Hoofdstuk 10: Afspiegelingsbeginsel
Het afspiegelingsbeginsel is het verplichte selectiecriterium om bij een ontslag om bedrijfseconomische redenen te bepalen welke werknemer voor ontslag moet worden voorgedragen. De systematiek van het stappenplan wordt gewijzigd, maar voor de uitkomst heeft het geen gevolgen. Wel is aan het einde van het stappenplan de beleidsregel toegevoegd dat de werkgever – wanneer hij te maken heeft met twee werknemers die in dezelfde uitwisselbare functie zijn ingedeeld, in dezelfde leeftijdsgroep zitten en ook op dezelfde datum in dienst zijn getreden – een keuze mag maken wie hij voor ontslag voordraagt.

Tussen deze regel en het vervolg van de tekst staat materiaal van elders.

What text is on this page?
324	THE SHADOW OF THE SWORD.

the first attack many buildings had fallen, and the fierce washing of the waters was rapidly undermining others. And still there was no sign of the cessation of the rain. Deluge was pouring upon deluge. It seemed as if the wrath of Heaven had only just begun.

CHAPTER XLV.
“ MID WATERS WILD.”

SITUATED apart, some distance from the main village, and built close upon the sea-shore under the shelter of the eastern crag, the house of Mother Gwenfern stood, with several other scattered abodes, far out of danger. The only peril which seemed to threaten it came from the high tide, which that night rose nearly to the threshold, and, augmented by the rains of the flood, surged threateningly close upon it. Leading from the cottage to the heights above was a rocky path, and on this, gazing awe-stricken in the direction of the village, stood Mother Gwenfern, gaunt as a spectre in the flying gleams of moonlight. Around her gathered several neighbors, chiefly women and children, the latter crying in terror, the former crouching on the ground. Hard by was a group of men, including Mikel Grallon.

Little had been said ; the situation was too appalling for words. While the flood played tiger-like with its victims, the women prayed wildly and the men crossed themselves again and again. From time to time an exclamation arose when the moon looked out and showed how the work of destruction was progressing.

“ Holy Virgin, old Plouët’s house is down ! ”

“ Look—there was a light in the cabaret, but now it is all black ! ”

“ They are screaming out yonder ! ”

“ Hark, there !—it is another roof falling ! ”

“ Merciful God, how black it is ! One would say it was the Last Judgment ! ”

Hoofdstuk 11: Bedrijfsvestiging
Het afspiegelingsbeginsel wordt per bedrijfsvestiging toegepast. UWV is van mening dat meerdere rechtspersonen samen een bedrijfsvestiging kunnen vormen en dat dan het afspiegelingsbeginsel op het geheel moet worden toegepast. Toetsingscriterium: van belang is onder meer of de twee rechtspersonen (bijvoorbeeld moeder en dochter) feitelijk één organisatorische eenheid vormen en de zeggenschap over het personeel in één hand ligt.

Hoofdstuk 15: Ontslagen in uitzendsector
Als regel is toegevoegd dat als de werknemer ziek is de herplaatsingstermijn pas start na zijn herstel.

Hoofdstuk 20: Herplaatsing
Van een werkgever mag verwacht worden dat hij zich inspant om een werknemer van wie de arbeidsplaats vervalt te herplaatsen. Daarom is de regel toegevoegd dat een interne kandidaat in beginsel voorgaat op een externe kandidaat. Tevens is toegevoegd dat geen ontslagvergunning wordt verleend als de herplaatsingsmogelijkheden betwist worden en een uitspraak van de (interne) bezwarencommissie bepalend is voor de vraag of een werknemer terecht voor ontslag is voorgedragen.

Hoofdstuk 23: Collectief ontslag
Voor de melding van het collectief ontslag is de termijn van 3 maanden voor de melding nader gepreciseerd. ‘Onder beëindigen van de arbeidsovereenkomst wordt in dit verband verstaan de datum waarop de ontslagvergunning zal worden aangevraagd, de arbeidsovereenkomst zal worden opgezegd als geen ontslagvergunning vereist is of niet is aangevraagd, het ontbindingsverzoek zal worden ingediend en/of de beëindigingsovereenkomst zal worden gesloten. Niet van belang is de datum van de ontslagvergunning of de opzegdatum als wel een ontslagvergunning is verleend. Evenmin is van belang de datum van de ontbindingsbeschikking of de dag waarop de arbeidsovereenkomst zal eindigen.’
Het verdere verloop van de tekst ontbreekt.